Bacteria Questions
June 28, 2004 2:27 PM   Subscribe

I've occasionally heard it said that "For a bacteria, moving through water is like a person trying to wade through liquid concrete" (or jello, or mud, or whatever...) What is a good layman's explanation for this scaling of viscosity? Is it simply that at the scale of a bacterium, the strength of the intermolecular forces in a fluid are more comparable to the strength that a bacterium has to push itself through the fluid, or is there something deeper to it?
posted by badstone to Science & Nature (3 answers total)
 
Viscosity, in and of itself, doesn't change with scale. The statement in the linked article that "as things get smaller, water gets more viscous (thick)" is more or less nonsensical: pure water at 20 deg C has a viscosity of 1 centipoise, regardless of the amount or "scale" of water.

That said, fluid properties do depend strongly on scale: at small scales, the viscous properties of a fluid begin to dominate over what are known as the "inertial" properties of a fluid. Fluidic inertia, as you might guess, has to do with the tendancy of a flowing fluid to continue flowing at a constant velocity. Inertial flows tend to display a lot of turbulance and chaotic characteristics, whereas viscous, or "laminar", flows tend to be more predictable. All other things being equal, a relatively viscous fluid will flow in the viscous regime at larger scales than a less viscous fluid. In this sense, concrete or mud (jello, being a hydrogel, is a tricky case) will display viscous flow at a human scale, whereas such a flow regime will only be seen in water at an appoximately bacterial scale.

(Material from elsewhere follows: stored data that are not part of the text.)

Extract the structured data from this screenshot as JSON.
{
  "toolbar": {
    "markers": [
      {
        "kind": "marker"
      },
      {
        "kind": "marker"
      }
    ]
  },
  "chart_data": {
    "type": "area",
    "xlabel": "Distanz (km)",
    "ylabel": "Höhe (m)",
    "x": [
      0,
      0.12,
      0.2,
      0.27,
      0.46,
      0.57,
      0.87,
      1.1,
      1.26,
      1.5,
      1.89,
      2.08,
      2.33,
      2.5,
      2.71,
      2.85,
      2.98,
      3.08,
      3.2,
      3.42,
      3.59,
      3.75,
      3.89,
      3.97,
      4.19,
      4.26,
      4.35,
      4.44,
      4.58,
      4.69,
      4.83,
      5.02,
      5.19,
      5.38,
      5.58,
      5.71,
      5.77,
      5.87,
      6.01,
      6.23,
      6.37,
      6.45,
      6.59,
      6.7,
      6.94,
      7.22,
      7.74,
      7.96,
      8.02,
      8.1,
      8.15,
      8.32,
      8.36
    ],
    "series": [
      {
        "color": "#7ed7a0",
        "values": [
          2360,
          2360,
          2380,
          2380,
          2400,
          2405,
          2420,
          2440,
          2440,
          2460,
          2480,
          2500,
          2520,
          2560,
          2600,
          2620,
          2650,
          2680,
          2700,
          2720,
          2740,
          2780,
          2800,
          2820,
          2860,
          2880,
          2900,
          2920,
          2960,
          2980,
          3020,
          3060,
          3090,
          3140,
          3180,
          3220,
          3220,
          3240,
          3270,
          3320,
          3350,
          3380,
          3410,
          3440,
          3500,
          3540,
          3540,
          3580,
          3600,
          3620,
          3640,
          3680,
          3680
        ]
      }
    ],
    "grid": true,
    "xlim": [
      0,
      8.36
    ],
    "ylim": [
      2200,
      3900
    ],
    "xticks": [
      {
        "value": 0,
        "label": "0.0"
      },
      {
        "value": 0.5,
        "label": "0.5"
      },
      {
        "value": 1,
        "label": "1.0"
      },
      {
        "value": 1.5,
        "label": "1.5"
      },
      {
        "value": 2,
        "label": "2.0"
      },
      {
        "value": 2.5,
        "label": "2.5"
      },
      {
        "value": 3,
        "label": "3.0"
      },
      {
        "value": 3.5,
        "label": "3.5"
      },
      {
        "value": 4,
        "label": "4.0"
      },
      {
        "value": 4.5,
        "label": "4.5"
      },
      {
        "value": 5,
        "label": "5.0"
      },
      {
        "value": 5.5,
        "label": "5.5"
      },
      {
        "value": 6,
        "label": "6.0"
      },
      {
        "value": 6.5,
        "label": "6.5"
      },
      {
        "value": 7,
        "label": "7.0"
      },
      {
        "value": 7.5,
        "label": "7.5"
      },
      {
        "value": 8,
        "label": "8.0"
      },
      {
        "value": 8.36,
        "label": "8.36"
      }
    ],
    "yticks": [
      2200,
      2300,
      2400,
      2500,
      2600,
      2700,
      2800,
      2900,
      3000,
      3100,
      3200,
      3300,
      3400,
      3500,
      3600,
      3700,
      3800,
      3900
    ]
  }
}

For more information, read about the Reynolds Number!
posted by mr_roboto at 3:14 PM on June 28, 2004


Response by poster: So, rather than viscosity, what property of fluids is it that characterizes the greater resistance to motion felt by smaller objects? Is there an individual characterstic (some function of density and perhaps the shape of the molecules), or is this effect entirely a result of the kind(s) of fluid flow?
posted by badstone at 3:28 PM on June 28, 2004


All I can think of is that a bacterium has much more surface area per unit mass than a human, so it has a much larger viscosity-to-inertia ratio (viscosity being a surface effect while inertia is a mass effect). This means that the inertia of a bacterium is dissipated much more quickly by viscous forces than the inertia of a human moving with the same momentum. So that might be what they mean by that. There's more viscous dissipation per unit mass for a small object.